En 1936 il compose ses Litanies à la Vierge noire de Rocamadour, pour chœur de femmes et orgue (qu’il orchestrera ultérieurement), suivi en 1937 de la Messe en sol majeur pour chœur mixte a cappella, d’un Stabat Mater (1950) et d’un Gloria (1959). Le compositeur écrira aussi son fameux Dialogues des Carmélites en 1957.

Ses deux dernières compositions (simultanées) sont la Sonate pour hautbois et piano créée par Pierre Pierlot et Jacques Février et la Sonate pour clarinette et piano créée par Benny Goodman et Leonard Bernstein.

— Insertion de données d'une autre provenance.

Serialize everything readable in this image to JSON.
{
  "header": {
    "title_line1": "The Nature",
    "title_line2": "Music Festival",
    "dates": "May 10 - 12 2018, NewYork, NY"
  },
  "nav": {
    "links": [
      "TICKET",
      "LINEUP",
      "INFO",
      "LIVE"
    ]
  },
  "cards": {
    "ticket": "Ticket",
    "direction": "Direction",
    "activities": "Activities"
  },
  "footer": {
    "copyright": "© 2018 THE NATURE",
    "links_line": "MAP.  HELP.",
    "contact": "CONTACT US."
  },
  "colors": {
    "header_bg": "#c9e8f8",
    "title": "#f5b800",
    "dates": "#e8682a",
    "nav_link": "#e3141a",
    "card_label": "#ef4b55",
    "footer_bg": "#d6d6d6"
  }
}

Le critique Claude Rostand, pour souligner la coexistence ou l’alternance chez Poulenc d’une grande gravité et de la foi catholique avec l’insouciance et la fantaisie, a forgé la formule célèbre « moine ou voyou ». Ainsi, à propos de son Gloria, qui provoqua quelques remous, le compositeur lui-même déclara : « J’ai pensé, simplement, en l’écrivant à ces fresques de Gozzoli (Benozzo Gozzoli) où les anges tirent la langue, et aussi à ces graves bénédictins que j’ai vus un jour jouer au football ».

Il a laissé plusieurs enregistrements comme pianiste soliste ou accompagnateur. On dispose aussi d’enregistrements parfois supervisés par lui et interprétés par des artistes qu’il privilégiait de son vivant, comme le baryton Pierre Bernac, la soprano Denise Duval ou le chef d’orchestre Georges Prêtre.

Il est enterré au cimetière du Père-Lachaise à Paris.

L'immeuble où il passa les dernières années de sa vie, rue de Médicis et face au jardin du Luxembourg, est signalé par une plaque modeste.